Check for CloudWatch log groups created by Profiler rule processing under /aws/sagemaker/ProcessingJobs. Delete these if no longer needed to reduce storage costs.

Review IAM policies

Remove IAM policies that granted permissions specifically for Profiler usage:

  • s3:GetObject / s3:PutObject scoped to Profiler rule-output paths

  • Roles attached to training jobs solely for Profiler support

Retain any policies still needed for your training jobs or CloudWatch monitoring.

Disable dependent automation

Update or delete any automation that consumed Profiler output:

  • Step Functions workflows that processed Profiler data

  • Amazon EventBridge rules triggered by Profiler output

  • Post-training processors that read from Profiler S3 paths

Step 2: Configure replacements

Enable framework-level profiling

Update your training script to use your framework's built-in profiler. Both PyTorch and TensorFlow profilers integrate directly with TensorBoard for visualization, including timeline views, kernel statistics, and performance recommendations.

PyTorch:

import torch from torch.profiler import profile, schedule, tensorboard_trace_handler with profile( activities=[torch.profiler.ProfilerActivity.CPU, torch.profiler.ProfilerActivity.CUDA], schedule=schedule(wait=1, warmup=1, active=3, repeat=1), on_trace_ready=tensorboard_trace_handler("./tensorboard/logs"), record_shapes=True, profile_memory=True, with_stack=True ) as prof: for step, batch in enumerate(train_loader): inputs, labels = batch outputs = model(inputs) loss = criterion(outputs, labels) loss.backward() optimizer.step() prof.step()

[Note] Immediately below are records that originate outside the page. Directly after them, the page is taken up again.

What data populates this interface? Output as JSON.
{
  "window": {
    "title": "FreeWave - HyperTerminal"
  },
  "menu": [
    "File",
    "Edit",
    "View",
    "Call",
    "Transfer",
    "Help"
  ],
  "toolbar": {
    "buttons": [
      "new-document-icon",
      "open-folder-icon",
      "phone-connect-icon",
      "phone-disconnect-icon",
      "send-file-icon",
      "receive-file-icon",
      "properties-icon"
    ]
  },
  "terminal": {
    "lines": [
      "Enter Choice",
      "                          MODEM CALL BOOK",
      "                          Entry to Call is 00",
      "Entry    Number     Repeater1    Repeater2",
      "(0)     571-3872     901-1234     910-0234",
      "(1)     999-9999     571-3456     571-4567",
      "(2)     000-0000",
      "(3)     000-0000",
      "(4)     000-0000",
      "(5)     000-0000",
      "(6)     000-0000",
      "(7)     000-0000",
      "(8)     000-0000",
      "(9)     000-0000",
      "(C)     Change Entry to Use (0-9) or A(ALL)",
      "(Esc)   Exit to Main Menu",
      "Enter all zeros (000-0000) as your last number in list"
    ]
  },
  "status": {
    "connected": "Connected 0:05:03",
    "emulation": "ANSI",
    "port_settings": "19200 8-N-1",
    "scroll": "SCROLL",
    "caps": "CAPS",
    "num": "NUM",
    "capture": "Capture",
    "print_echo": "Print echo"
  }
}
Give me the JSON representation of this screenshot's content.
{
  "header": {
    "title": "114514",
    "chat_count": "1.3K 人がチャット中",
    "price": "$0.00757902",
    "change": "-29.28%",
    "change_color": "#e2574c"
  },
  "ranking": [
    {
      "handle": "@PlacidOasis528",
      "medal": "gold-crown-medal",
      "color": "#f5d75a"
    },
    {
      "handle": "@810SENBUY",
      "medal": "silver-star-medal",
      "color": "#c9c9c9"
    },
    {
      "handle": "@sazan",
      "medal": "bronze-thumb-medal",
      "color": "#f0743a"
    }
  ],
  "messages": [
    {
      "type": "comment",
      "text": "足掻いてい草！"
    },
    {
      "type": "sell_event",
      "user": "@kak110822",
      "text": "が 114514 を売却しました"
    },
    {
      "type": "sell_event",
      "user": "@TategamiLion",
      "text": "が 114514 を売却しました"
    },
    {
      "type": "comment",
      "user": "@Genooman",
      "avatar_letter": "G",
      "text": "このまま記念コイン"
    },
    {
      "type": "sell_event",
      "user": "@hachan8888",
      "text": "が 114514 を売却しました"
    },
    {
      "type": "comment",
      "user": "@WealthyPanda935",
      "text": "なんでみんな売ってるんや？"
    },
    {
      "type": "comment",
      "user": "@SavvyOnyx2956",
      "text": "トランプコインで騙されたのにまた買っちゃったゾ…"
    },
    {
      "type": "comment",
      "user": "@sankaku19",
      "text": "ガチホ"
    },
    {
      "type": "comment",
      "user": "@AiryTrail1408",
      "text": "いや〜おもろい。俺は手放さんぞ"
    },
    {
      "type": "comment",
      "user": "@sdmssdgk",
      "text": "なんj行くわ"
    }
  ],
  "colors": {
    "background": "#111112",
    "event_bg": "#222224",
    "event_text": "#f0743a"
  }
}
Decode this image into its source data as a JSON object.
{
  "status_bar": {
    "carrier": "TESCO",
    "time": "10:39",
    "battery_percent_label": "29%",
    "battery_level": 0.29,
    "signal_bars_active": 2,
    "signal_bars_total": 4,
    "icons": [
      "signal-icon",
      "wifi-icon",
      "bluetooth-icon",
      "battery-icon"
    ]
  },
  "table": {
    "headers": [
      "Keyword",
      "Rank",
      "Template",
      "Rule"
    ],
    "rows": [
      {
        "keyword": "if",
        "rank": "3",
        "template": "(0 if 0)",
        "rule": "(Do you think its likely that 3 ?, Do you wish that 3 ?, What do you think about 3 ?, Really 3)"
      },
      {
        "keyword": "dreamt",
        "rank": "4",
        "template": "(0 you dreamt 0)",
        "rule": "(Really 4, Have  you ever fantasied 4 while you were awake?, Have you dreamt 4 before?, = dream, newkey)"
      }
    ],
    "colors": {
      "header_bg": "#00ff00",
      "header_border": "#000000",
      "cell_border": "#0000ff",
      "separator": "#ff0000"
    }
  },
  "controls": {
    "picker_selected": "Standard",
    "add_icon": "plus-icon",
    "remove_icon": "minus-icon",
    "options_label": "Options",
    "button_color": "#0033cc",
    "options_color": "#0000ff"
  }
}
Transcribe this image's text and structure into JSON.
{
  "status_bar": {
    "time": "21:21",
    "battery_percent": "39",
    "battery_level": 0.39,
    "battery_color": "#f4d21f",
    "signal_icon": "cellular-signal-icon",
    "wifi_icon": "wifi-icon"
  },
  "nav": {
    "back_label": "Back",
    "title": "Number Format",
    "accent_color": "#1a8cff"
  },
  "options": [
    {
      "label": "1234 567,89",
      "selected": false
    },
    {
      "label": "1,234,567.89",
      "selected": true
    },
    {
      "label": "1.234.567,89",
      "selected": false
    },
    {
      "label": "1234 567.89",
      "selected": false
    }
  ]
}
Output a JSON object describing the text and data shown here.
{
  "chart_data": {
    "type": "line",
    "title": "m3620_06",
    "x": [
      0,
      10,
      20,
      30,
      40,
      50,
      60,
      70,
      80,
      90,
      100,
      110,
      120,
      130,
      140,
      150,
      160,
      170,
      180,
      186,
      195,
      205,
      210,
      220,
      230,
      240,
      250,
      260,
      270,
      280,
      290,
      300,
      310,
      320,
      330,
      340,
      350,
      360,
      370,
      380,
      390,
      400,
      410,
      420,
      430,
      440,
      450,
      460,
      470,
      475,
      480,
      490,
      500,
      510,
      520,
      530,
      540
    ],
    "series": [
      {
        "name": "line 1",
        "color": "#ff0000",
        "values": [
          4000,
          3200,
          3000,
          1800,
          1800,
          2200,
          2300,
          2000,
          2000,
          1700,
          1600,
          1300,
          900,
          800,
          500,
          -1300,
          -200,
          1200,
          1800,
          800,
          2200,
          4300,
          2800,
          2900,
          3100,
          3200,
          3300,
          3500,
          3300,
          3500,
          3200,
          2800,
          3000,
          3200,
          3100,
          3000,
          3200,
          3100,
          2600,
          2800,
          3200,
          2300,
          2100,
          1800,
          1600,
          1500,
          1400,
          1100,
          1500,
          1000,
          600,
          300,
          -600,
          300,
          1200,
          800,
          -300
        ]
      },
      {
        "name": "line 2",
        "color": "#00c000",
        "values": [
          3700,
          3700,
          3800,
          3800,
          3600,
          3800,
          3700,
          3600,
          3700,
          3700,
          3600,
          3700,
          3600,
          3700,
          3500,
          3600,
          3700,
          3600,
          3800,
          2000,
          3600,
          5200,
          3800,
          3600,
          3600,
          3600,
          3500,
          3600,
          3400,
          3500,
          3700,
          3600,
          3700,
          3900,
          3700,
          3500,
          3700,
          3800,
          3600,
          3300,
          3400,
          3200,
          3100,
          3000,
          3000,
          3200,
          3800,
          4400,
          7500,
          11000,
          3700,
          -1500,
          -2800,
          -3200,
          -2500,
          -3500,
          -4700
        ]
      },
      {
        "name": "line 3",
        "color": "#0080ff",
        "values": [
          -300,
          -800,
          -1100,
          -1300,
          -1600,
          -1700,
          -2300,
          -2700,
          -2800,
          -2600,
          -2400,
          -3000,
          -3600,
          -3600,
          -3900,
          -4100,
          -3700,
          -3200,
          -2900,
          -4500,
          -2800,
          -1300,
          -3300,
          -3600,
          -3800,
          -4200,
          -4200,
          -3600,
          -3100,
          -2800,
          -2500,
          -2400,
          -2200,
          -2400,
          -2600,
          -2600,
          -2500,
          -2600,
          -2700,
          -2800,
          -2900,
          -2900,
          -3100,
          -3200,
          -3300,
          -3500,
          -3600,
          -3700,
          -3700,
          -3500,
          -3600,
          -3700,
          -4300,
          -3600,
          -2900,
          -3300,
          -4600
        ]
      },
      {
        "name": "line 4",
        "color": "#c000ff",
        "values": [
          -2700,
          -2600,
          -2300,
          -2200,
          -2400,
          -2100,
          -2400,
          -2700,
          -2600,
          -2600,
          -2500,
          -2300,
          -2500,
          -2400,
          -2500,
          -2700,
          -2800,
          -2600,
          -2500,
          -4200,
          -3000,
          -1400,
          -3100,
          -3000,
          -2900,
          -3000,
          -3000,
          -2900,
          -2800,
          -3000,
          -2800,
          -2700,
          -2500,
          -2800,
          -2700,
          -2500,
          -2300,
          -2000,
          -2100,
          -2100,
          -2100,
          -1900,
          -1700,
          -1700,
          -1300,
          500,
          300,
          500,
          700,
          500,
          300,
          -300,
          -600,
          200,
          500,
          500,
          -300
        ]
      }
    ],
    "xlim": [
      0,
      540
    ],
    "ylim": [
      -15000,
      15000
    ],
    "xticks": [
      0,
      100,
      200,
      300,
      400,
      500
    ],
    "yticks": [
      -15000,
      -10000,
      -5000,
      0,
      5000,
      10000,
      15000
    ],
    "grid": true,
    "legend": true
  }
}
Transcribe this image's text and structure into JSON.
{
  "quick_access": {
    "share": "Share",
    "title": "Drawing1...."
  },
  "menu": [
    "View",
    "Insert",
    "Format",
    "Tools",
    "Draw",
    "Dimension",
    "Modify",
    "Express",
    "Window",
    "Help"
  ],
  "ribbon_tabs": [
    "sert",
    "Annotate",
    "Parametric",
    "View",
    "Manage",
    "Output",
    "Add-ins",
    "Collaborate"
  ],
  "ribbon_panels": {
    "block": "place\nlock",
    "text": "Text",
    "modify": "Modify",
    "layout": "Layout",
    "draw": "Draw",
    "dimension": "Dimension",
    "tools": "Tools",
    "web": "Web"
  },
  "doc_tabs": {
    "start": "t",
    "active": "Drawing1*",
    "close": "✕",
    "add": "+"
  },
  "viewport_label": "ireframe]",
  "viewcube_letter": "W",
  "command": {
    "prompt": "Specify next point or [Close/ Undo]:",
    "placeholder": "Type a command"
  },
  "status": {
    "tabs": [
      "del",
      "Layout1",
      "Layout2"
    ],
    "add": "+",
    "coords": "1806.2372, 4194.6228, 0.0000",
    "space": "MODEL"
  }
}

To annotate specific operations (replacing smprof.annotate()):

with torch.profiler.record_function("forward_pass"): outputs = model(inputs) with torch.profiler.record_function("backward_pass"): loss.backward()

TensorFlow:

import tensorflow as tf tf.profiler.experimental.start("./tensorboard/logs") model.fit(train_dataset, epochs=5) tf.profiler.experimental.stop()
Note

As with SageMaker Profiler, profiling an entire training job is not recommended. Profile a representative subset of steps (up to a few hundred) to minimize overhead.

Visualize with TensorBoard

Launch TensorBoard to view profiling results, execution timelines, and performance recommendations:

tensorboard --logdir=./tensorboard/logs

The TensorBoard Profiler Plugin provides GPU kernel timelines equivalent to the SageMaker Profiler UI, along with kernel statistics, execution summaries, input pipeline analysis, and performance recommendations. For managed TensorBoard in SageMaker AI, refer to TensorBoard in Amazon SageMaker AI. Managed TensorBoard requires a SageMaker Domain and is available in select regions.

Use Amazon CloudWatch for system monitoring and alerts

Amazon CloudWatch captures resource utilization metrics for your training jobs, including CPU, GPU, memory, and disk, in real time, with support for configurable alarms to detect resource bottlenecks, underutilization, or unexpected spikes, and dashboards combining system metrics across training runs. For detailed steps, refer to Amazon CloudWatch Metrics for Monitoring and Analyzing Training Jobs. Alternatively, you can log system performance metrics from your training script directly to MLflow for unified tracking alongside your experiment metrics.

What happens to your existing data

  • Training logs and artifacts in S3 – Your training job output and model artifacts remain accessible. These are independent of Profiler.

  • Profiler trace data – Historical profiling data remains in S3 under rule-output/ until you delete it.

  • CloudWatch metrics – Historical system metrics already in CloudWatch are retained per your account's retention settings.